With a plethora of successful Indian authors writing for the domestic audience, it becomes imperative for them to be seen and heard in the crowd. And, Facebook and Twitter are oh so routine. So apart from the usual hoopla of book launches and book signings, which happen about once a year when a new book comes around, what more could an author do to remain in readers’ memory? Well, some take to writing columns and even judging dance shows. Some, like Ravi Subramanian, launch their own apps.
Called Author Ravi, the app has stuff like information about Subramanian’s books, some exclusive news about his forthcoming titles, besides routine features like feedback, news and updates and conversations with fans.
Knowing that a new book comes out only about once a year, Subramanian plans to hold downloaders’ interest with regular contests and even serialised stories that he will post regularly. Interestingly, in case you allow the app to access your location, it will send you a notification if you happen to be close to a book shop: “Have you picked up Ravi Subramanian’s book?”
The app also directs you to the author’s social media sites, besides broadcasting almost every movement by the author. Sample this: “If you are around Breach Candy tomorrow, do come in for a chat at 11 am”, posted on June 5.
“It’s the first app in India by an author, but the concept is routine in the West, where celebrities have apps to keep fans posted about their latest,” says Subramanian.
He also plans to launch the cover of his latest book, a ‘romantic intrigue’ novel that Chennai-based Westland will publish, on his app. This is a new genre for Subramanian, who is known for his financial thrillers. However, he has no plans to give up those, or Penguin Random House, publishers for his thrillers.
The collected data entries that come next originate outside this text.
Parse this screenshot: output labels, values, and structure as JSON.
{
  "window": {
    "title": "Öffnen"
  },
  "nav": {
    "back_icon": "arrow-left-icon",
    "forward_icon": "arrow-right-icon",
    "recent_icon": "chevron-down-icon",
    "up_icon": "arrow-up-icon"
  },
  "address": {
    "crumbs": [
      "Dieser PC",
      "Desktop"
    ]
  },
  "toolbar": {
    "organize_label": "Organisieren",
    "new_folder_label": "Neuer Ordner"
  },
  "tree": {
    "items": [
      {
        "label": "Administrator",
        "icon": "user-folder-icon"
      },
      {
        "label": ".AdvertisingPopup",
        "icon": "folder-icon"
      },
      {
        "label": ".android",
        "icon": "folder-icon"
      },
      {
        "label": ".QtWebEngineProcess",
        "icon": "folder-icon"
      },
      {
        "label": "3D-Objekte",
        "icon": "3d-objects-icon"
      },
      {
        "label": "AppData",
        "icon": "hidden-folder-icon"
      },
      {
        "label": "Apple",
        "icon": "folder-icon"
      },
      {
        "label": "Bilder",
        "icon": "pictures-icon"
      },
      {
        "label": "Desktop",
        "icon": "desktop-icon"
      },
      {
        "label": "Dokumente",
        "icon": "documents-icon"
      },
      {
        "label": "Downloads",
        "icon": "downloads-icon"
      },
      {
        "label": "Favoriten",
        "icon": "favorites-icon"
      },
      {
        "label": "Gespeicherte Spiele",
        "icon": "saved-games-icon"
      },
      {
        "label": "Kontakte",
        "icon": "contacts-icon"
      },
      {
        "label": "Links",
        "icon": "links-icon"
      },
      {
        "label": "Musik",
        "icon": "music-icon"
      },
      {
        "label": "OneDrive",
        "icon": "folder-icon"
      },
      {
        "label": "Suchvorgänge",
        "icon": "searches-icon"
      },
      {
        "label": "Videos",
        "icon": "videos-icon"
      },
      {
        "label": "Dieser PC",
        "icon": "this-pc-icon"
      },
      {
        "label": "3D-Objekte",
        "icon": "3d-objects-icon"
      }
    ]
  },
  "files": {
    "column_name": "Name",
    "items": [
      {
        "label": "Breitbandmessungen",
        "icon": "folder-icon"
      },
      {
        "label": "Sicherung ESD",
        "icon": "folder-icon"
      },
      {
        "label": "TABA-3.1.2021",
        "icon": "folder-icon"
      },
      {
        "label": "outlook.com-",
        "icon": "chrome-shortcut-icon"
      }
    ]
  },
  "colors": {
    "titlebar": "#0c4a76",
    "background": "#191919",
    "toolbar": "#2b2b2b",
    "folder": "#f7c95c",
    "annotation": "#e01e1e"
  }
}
In fact, just a day before Westland announced a collaboration with Subramanian, Penguin Random House shot off a press note announcing Subramanian’s new thriller set to be published in 2016.
The move is a sign of the times where authors are no longer mysterious figures, giving only a mugshot glimpse of themselves to readers through back covers of books. Literature festivals brought authors in contact with the general public, and the savvy lot of popular writers like Amish Tripathi, Chetan Bhagat, Ashwin Sanghi, etc, have taken things a step ahead to connect with readers through various means. Today, a lot of them enjoy star status and adorn news and Page 3 gossip pages as much as people connected with the movie and TV industries. An app is obviously just another step to stardom!